The Biscuit Tin Appeal · 2026
The Great
Postcard Rescue
We are building the world's largest archive of ordinary lives. And right now, thousands of those lives are sitting in biscuit tins, lofts and desk drawers, one clear-out away from being lost forever.

How to take part
Find it, send it, save it
IRaid the tin
Look in drawers, boxes, lofts and old suitcases. Any postcard that has been written on, stamped and posted is a piece of everyday history worth saving.
IIGather them up
You don't need to sort, clean or transcribe them. We just need the card, the message, the stamp and the postmark. A single card is enough.
IIISend them home
Post them to the museum, or get in touch first if you have a large collection. Every card will be catalogued, preserved and put on display.
What to send
The ones with handwriting on the back
The museum is not about pretty views. It is about the ordinary words people sent to one another.
- Postcards with messages, signatures and addresses
- Cards with stamps and readable postmarks
- Birthday, holiday, wartime and everyday notes
- Greetings cards that were actually posted
- Loose cards, albums, shoeboxes and biscuit-tin stashes
Not sure if your cards count? They almost certainly do. If someone wrote on it and it went through the post, it is small history.

What happens next
- Every card is scanned front and back at high resolution.

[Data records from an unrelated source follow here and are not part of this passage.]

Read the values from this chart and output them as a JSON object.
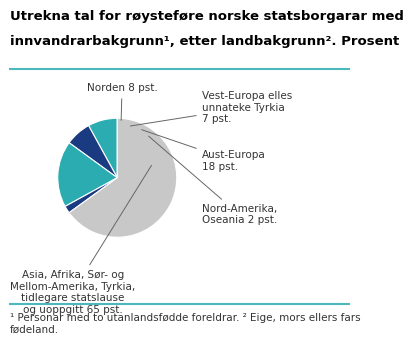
{
  "title_line1": "Utrekna tal for røysteføre norske statsborgarar med",
  "title_line2": "innvandrarbakgrunn¹, etter landbakgrunn². Prosent",
  "slices": [
    8,
    7,
    18,
    2,
    65
  ],
  "colors": [
    "#2aacb0",
    "#1a3b82",
    "#2aacb0",
    "#1a3b82",
    "#c8c8c8"
  ],
  "startangle": 90,
  "footnote": "¹ Personar med to utanlandsfødde foreldrar. ² Eige, mors ellers fars\nfødeland.",
  "line_color": "#4ab8bd",
  "title_fontsize": 9.5,
  "label_fontsize": 7.5,
  "footnote_fontsize": 7.5
}
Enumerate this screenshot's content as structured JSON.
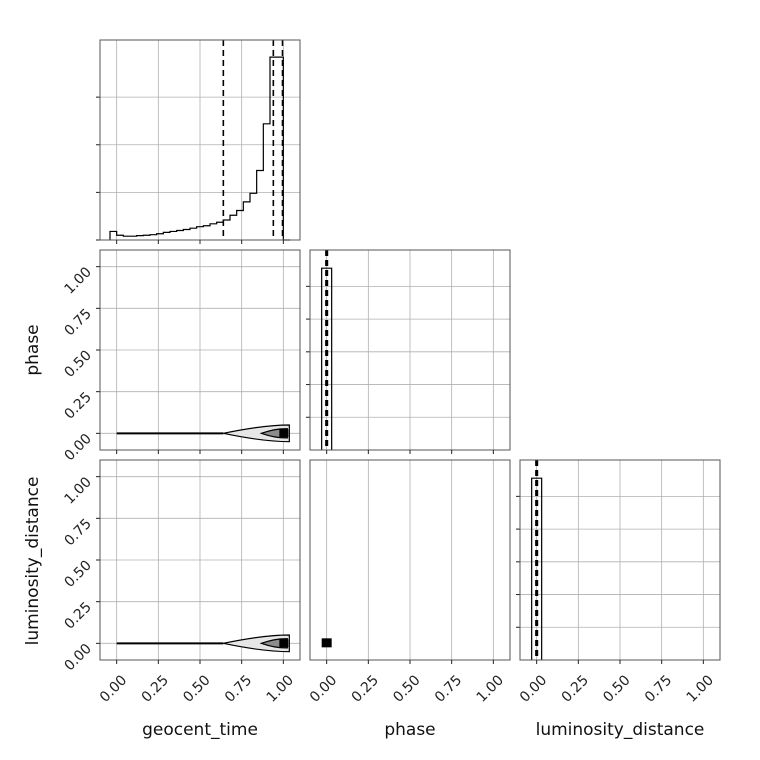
{
  "chart_data": {
    "type": "corner",
    "parameters": [
      "geocent_time",
      "phase",
      "luminosity_distance"
    ],
    "tick_labels": [
      "0.00",
      "0.25",
      "0.50",
      "0.75",
      "1.00"
    ],
    "grid": true,
    "geocent_time_histogram": {
      "bin_edges": [
        -0.04,
        0.0,
        0.04,
        0.08,
        0.12,
        0.16,
        0.2,
        0.24,
        0.28,
        0.32,
        0.36,
        0.4,
        0.44,
        0.48,
        0.52,
        0.56,
        0.6,
        0.64,
        0.68,
        0.72,
        0.76,
        0.8,
        0.84,
        0.88,
        0.92,
        0.96,
        1.0,
        1.04
      ],
      "counts": [
        0.045,
        0.025,
        0.02,
        0.02,
        0.023,
        0.025,
        0.028,
        0.033,
        0.04,
        0.045,
        0.05,
        0.055,
        0.062,
        0.07,
        0.075,
        0.085,
        0.093,
        0.105,
        0.13,
        0.155,
        0.2,
        0.245,
        0.365,
        0.61,
        0.96,
        0.96,
        0.0
      ],
      "quantiles": [
        0.64,
        0.94,
        0.995
      ],
      "ylim": [
        0,
        1.05
      ]
    },
    "phase_histogram": {
      "bin_edges": [
        -0.03,
        0.0,
        0.03
      ],
      "counts": [
        1.0,
        1.0
      ],
      "quantiles": [
        -0.005,
        0.0,
        0.005
      ]
    },
    "luminosity_distance_histogram": {
      "bin_edges": [
        -0.03,
        0.0,
        0.03
      ],
      "counts": [
        1.0,
        1.0
      ],
      "quantiles": [
        -0.005,
        0.0,
        0.005
      ]
    },
    "geocent_time_vs_phase": {
      "marginal_value": 0.0,
      "contour_start_x": 0.64,
      "peak_x": 1.0,
      "contour_max_halfwidth": 0.05
    },
    "geocent_time_vs_luminosity_distance": {
      "marginal_value": 0.0,
      "contour_start_x": 0.64,
      "peak_x": 1.0,
      "contour_max_halfwidth": 0.05
    },
    "phase_vs_luminosity_distance": {
      "point": [
        0.0,
        0.0
      ]
    }
  }
}
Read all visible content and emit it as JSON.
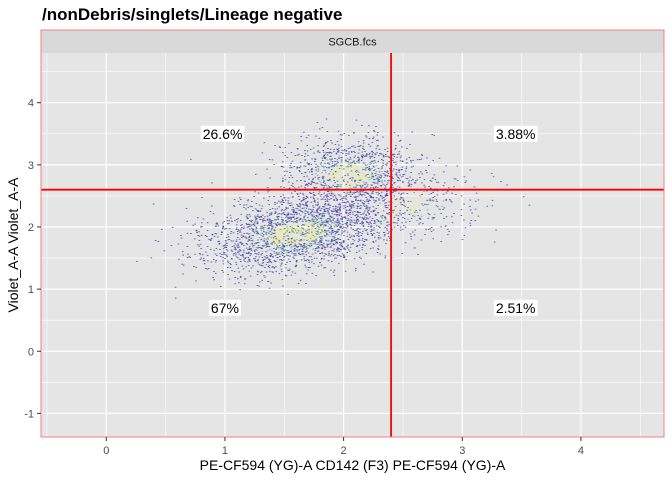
{
  "chart_data": {
    "type": "scatter",
    "title": "/nonDebris/singlets/Lineage negative",
    "panel_label": "SGCB.fcs",
    "xlabel": "PE-CF594 (YG)-A CD142 (F3) PE-CF594 (YG)-A",
    "ylabel": "Violet_A-A Violet_A-A",
    "xlim": [
      -0.55,
      4.7
    ],
    "ylim": [
      -1.38,
      4.8
    ],
    "x_ticks": [
      0,
      1,
      2,
      3,
      4
    ],
    "y_ticks": [
      -1,
      0,
      1,
      2,
      3,
      4
    ],
    "grid": true,
    "gate": {
      "x": 2.4,
      "y": 2.6,
      "color": "#ff0000"
    },
    "quadrants": [
      {
        "position": "top-left",
        "label": "26.6%",
        "x": 0.98,
        "y": 3.5
      },
      {
        "position": "top-right",
        "label": "3.88%",
        "x": 3.45,
        "y": 3.5
      },
      {
        "position": "bottom-left",
        "label": "67%",
        "x": 1.0,
        "y": 0.7
      },
      {
        "position": "bottom-right",
        "label": "2.51%",
        "x": 3.45,
        "y": 0.7
      }
    ],
    "populations": [
      {
        "name": "",
        "cx": 1.6,
        "cy": 1.9,
        "sx": 0.42,
        "sy": 0.28,
        "rot": 0.5,
        "n": 2200
      },
      {
        "name": "",
        "cx": 2.05,
        "cy": 2.85,
        "sx": 0.28,
        "sy": 0.32,
        "rot": 0.0,
        "n": 1100
      },
      {
        "name": "",
        "cx": 2.5,
        "cy": 2.35,
        "sx": 0.35,
        "sy": 0.3,
        "rot": 0.2,
        "n": 350
      }
    ],
    "colors": {
      "panel_bg": "#e5e5e5",
      "grid": "#ffffff",
      "strip_bg": "#d9d9d9",
      "border": "#f08080",
      "point_low": "#4b48a8",
      "point_mid": "#5fa7a0",
      "point_high": "#e9f06a"
    }
  }
}
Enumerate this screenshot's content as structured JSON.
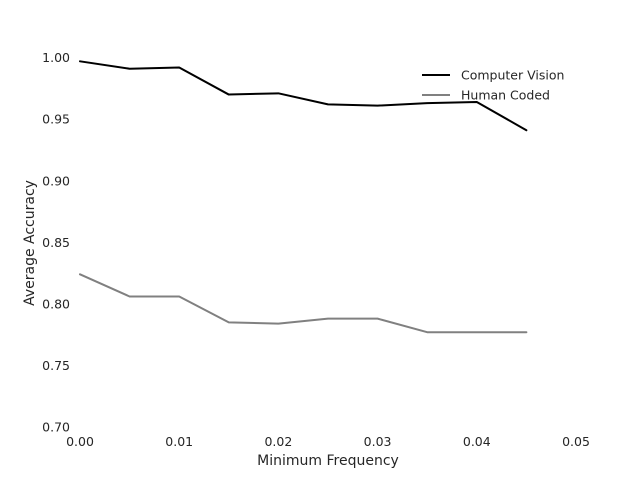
{
  "chart_data": {
    "type": "line",
    "title": "",
    "xlabel": "Minimum Frequency",
    "ylabel": "Average Accuracy",
    "xlim": [
      0.0,
      0.05
    ],
    "ylim": [
      0.7,
      1.02
    ],
    "xticks": [
      "0.00",
      "0.01",
      "0.02",
      "0.03",
      "0.04",
      "0.05"
    ],
    "yticks": [
      "0.70",
      "0.75",
      "0.80",
      "0.85",
      "0.90",
      "0.95",
      "1.00"
    ],
    "grid": false,
    "legend_position": "top-right",
    "x": [
      0.0,
      0.005,
      0.01,
      0.015,
      0.02,
      0.025,
      0.03,
      0.035,
      0.04,
      0.045
    ],
    "series": [
      {
        "name": "Computer Vision",
        "color": "#000000",
        "values": [
          0.997,
          0.991,
          0.992,
          0.97,
          0.971,
          0.962,
          0.961,
          0.963,
          0.964,
          0.941
        ]
      },
      {
        "name": "Human Coded",
        "color": "#808080",
        "values": [
          0.824,
          0.806,
          0.806,
          0.785,
          0.784,
          0.788,
          0.788,
          0.777,
          0.777,
          0.777
        ]
      }
    ]
  }
}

- The handwriting is transcribed, the date recorded, the place mapped.
- The card is added to the Gallery, Atlas, Timeline and Themes.
- Your contribution becomes a permanent, searchable record.
Live · the rescue so far
…
postcards confirmed, catalogued and put on display
"The most important history is not always in textbooks. Sometimes it is in a drawer, in a biscuit tin, in a message that says: arrived safely, wish you were here."